Efficient duplicate detection in jit functions?

[ttt733]

Let's say I've got some ShapedArray holding numbers, where all the numbers are greater than zero. I'd like to replace any duplicates in those arrays with zeros. For example:

# input
[1, 2, 3, 1, 2, 4]
#output
[1, 2, 3, 0, 0, 4]

Does anyone know of a fast way to do this on the GPU? Or is it impossible to do entirely on the GPU since you have to check the values?

[jakevdp]

With a hash table, this would be an O[N] algorithm. Unfortunately, jax does not have any hash table data structure (a deficiency it inherits from XLA, due to the fact that accelerators are not optimized for such operations) so you'll probably be limited to an O[N²] solution, in which you compare each entry to every previous entry in a vectorized fashion.

Here's one approach along those lines:

import jax.numpy as jnp

def set_duplicates_to(x, val):
  x = jnp.asarray(x)
  N, = x.shape
  assert x.ndim == 1

  # set to x-1 so columns do not match x
  M = jnp.zeros((N - 1, N)).at[:].set(x - 1)
  col = jnp.arange(N)
  row = jnp.arange(1, N)[:, None]

  # note: in JAX, overflowing indices are dropped.
  M = M.at[row, row + col].set(x)

  # compare each entry of x to every previous entry.
  return x.at[(x == M).any(0)].set(0)

x = jnp.array([1, 2, 3, 1, 2, 4])
set_duplicates_to(x, 0)
# DeviceArray([1, 2, 3, 0, 0, 4], dtype=int32)

This will not work correctly if your array is floating point and has any NaN or inf values (it requires x != x-1 and x == x to hold), but you could make it work by first converting the inputs bitwise to integers of the appropriate width.

[ttt733]

Thanks!
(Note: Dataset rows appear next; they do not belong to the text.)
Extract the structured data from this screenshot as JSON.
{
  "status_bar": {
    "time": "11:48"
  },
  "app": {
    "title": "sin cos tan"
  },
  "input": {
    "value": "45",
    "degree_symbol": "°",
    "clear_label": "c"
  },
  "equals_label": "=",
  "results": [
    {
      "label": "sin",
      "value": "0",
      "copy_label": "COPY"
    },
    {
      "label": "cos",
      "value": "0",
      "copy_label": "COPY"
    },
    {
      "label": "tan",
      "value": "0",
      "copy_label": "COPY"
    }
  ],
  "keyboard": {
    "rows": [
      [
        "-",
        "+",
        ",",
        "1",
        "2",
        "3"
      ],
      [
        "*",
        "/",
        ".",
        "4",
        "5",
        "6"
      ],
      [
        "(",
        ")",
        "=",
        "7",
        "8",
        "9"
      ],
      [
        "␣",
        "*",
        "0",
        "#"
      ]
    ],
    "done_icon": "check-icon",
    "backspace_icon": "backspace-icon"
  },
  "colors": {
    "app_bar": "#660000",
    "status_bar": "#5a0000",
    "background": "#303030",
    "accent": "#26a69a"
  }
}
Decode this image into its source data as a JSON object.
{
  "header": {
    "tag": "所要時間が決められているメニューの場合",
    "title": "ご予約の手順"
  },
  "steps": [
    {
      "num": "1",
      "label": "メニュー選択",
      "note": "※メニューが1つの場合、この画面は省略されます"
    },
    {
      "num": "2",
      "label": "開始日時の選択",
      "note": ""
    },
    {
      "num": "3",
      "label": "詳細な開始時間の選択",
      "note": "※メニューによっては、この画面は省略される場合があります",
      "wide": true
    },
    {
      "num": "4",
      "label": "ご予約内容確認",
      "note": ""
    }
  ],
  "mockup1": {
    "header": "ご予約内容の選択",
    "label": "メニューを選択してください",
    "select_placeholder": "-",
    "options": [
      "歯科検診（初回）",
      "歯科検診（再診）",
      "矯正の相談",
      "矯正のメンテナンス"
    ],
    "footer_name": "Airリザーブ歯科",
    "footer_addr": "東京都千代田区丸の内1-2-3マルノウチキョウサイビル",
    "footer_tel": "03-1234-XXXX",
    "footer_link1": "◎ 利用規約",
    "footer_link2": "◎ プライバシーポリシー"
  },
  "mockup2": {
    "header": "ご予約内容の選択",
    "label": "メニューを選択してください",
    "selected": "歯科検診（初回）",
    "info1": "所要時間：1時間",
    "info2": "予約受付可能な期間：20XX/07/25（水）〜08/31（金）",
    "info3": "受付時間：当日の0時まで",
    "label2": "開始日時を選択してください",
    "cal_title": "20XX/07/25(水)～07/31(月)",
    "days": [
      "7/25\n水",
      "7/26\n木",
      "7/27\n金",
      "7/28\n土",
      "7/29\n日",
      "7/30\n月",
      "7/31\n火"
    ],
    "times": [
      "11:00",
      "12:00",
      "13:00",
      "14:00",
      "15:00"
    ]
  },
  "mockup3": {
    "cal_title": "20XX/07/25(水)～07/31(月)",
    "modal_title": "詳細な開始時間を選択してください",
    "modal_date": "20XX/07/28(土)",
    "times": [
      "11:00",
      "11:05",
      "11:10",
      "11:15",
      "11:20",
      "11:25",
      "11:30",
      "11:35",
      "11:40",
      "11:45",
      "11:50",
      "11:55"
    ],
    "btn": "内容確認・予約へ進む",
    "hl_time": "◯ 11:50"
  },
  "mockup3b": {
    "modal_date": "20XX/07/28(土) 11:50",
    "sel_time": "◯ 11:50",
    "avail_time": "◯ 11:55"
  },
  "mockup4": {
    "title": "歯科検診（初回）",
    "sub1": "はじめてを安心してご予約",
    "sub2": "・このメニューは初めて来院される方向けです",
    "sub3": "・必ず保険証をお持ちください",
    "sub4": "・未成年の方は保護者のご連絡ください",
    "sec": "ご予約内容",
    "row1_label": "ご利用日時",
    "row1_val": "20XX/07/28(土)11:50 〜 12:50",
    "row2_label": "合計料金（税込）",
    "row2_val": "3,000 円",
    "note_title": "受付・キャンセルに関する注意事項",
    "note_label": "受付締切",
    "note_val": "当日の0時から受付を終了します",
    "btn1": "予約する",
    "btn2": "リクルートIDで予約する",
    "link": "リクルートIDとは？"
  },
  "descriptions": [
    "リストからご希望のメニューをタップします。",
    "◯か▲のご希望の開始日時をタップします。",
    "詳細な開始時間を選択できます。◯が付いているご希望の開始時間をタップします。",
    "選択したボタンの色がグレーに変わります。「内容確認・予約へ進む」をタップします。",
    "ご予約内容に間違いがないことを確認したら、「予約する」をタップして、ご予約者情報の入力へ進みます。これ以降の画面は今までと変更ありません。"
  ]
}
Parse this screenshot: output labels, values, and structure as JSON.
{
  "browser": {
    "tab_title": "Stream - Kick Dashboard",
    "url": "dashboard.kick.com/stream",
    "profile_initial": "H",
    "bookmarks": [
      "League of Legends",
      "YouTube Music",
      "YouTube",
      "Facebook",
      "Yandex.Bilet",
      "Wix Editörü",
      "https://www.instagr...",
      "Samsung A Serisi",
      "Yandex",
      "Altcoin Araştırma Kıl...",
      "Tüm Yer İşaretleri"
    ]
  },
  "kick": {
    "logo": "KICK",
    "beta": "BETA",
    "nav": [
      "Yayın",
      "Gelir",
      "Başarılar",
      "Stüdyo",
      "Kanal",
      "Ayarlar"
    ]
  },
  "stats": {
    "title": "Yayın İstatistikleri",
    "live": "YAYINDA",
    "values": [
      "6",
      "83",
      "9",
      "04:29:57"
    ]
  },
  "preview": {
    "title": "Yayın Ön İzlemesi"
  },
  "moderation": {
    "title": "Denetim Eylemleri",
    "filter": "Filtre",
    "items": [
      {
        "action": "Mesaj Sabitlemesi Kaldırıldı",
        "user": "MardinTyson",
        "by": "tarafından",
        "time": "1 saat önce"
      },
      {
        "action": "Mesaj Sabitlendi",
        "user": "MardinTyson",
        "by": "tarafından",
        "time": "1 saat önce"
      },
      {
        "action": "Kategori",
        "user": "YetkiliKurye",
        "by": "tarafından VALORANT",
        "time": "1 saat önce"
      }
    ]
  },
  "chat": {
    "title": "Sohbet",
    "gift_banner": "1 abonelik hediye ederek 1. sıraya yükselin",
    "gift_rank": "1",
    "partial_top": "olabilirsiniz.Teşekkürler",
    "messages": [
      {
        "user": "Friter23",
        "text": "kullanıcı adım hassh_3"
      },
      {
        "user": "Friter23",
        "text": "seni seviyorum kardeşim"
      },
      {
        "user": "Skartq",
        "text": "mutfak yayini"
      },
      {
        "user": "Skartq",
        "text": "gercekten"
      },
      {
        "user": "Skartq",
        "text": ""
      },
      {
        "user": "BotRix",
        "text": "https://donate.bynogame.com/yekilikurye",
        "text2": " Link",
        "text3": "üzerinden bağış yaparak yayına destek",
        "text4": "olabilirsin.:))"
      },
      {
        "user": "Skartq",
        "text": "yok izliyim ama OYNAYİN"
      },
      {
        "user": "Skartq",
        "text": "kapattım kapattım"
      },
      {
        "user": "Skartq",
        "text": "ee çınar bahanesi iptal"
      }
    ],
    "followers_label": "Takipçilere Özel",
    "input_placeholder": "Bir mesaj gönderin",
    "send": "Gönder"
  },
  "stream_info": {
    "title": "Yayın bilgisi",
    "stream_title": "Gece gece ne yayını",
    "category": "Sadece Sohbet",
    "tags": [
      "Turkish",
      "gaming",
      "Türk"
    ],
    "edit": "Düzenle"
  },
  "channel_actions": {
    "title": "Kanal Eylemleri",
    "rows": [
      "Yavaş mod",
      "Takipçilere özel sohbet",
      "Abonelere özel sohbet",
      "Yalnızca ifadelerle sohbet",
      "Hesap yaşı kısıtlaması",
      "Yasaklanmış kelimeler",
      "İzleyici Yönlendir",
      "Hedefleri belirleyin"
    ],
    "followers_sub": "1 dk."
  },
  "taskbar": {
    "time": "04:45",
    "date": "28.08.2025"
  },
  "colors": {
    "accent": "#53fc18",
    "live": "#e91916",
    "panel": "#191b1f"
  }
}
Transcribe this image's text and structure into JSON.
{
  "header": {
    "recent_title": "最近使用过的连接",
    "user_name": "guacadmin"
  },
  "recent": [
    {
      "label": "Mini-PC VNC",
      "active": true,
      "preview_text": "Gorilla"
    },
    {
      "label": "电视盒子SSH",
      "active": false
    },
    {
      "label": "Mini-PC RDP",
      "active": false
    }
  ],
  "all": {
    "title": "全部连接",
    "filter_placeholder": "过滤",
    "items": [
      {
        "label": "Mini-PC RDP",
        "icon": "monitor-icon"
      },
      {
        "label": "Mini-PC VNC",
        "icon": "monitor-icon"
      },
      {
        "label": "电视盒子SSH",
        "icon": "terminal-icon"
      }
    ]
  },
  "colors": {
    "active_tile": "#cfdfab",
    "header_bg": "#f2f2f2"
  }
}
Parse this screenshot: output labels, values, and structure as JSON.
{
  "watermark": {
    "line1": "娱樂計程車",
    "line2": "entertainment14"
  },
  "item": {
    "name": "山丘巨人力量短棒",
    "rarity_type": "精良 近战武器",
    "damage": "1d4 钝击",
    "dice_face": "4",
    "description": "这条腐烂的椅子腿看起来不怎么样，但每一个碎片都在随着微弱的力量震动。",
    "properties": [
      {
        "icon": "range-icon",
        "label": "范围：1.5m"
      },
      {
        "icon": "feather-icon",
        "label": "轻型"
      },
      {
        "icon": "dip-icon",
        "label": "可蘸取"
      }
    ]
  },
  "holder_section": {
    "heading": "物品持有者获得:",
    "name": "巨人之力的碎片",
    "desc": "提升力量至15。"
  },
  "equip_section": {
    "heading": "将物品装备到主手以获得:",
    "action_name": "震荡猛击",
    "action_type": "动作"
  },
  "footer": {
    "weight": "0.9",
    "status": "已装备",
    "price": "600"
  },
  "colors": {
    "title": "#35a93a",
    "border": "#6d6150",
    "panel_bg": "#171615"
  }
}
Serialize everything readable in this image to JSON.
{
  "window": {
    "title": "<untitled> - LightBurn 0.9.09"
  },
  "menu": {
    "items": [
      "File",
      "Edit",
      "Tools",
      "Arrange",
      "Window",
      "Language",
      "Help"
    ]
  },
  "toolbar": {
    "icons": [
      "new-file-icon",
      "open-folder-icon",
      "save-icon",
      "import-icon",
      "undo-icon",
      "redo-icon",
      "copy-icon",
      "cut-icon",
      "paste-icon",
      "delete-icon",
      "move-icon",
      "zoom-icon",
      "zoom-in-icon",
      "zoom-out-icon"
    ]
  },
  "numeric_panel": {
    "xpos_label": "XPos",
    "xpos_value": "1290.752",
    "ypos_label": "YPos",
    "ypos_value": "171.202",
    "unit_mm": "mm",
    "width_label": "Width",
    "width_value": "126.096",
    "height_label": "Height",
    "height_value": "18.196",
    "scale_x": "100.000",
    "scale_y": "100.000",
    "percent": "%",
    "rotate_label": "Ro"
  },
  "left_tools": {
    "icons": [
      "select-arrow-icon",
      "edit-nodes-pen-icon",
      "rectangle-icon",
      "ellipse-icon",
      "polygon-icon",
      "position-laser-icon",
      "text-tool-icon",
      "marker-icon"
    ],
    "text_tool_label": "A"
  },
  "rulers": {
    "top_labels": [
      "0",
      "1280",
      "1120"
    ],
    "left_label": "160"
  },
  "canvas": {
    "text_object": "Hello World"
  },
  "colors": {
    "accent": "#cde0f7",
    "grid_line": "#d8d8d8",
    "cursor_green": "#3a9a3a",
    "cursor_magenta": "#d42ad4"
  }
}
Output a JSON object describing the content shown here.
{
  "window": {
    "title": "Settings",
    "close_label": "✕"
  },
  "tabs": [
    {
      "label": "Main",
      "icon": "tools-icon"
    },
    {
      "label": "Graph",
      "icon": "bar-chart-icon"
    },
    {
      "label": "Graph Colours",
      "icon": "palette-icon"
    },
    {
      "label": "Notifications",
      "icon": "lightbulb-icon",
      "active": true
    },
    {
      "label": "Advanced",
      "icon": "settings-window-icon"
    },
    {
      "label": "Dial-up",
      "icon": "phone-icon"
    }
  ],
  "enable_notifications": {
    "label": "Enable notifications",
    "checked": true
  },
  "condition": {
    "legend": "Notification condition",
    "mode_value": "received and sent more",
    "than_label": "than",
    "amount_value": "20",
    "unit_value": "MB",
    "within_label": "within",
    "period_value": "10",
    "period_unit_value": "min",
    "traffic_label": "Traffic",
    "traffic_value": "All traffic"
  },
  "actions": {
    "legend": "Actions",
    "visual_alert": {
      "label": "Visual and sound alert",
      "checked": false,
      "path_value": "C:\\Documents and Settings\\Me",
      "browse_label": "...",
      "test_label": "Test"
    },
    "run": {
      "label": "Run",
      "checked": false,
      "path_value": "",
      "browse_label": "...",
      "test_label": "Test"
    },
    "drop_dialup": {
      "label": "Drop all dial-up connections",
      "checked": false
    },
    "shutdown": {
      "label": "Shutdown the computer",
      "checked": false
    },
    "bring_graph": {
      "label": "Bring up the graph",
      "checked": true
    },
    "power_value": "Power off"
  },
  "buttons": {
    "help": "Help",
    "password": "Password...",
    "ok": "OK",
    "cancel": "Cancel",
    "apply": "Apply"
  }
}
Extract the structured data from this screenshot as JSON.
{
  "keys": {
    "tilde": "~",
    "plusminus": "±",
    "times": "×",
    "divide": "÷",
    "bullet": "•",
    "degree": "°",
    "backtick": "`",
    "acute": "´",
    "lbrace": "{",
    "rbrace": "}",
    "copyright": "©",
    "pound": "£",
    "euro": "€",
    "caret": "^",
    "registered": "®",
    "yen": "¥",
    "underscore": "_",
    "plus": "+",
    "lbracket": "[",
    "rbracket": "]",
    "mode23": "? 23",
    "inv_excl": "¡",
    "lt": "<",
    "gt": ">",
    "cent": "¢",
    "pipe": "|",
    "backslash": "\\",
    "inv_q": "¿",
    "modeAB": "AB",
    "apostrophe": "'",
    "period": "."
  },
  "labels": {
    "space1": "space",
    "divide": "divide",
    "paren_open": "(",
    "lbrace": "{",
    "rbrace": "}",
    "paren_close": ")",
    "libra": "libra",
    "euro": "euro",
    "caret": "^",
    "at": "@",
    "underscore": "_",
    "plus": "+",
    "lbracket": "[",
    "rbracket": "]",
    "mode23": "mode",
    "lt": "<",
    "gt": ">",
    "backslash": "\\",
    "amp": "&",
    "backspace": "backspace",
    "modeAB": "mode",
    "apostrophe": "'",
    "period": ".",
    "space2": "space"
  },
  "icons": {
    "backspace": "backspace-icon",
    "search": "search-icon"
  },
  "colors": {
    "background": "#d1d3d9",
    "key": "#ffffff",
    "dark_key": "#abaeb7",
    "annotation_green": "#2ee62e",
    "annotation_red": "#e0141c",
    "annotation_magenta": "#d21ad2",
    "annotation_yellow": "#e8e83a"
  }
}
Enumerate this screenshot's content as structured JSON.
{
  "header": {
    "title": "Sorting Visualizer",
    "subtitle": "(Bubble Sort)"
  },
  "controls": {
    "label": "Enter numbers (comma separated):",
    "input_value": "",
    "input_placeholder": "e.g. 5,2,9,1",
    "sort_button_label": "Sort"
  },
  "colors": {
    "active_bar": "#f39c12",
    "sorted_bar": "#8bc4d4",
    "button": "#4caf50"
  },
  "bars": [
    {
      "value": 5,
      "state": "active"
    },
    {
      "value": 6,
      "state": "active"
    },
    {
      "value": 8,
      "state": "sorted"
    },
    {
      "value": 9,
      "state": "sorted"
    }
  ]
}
I was trying to think of ways to get it done with a sort and a select, but this should work well enough for me anyhow. My inputs are small enough that I'm mostly just concerned with making sure it doesn't incur round trips to the CPU.

[jakevdp]

Ah, great idea! I hadn't thought of doing a sorting-based solution. Here's an approach along those lines:

import jax.numpy as jnp
from jax import lax

def set_duplicates_to(x, val):
  x = jnp.asarray(x)
  N, = x.shape
  ind = jnp.arange(N)
  x, i = lax.sort_key_val(x, ind)
  x = x.at[1:].set(jnp.where(x[1:] == x[:-1], val, x[1:]))
  return x[ind.at[i].set(ind)]

x = jnp.array([1, 2, 3, 1, 2, 4])
set_duplicates_to(x, 0)
# DeviceArray([1, 2, 3, 0, 0, 4], dtype=int32)

This relies on the fact that lax sorts are stable, so the duplicate elements remain in order in the sorted array.

[ttt733]

Nice! That looks like what I was imagining. Didn't realize where was backed by a select - I'll have to start making better use of that. Thanks again!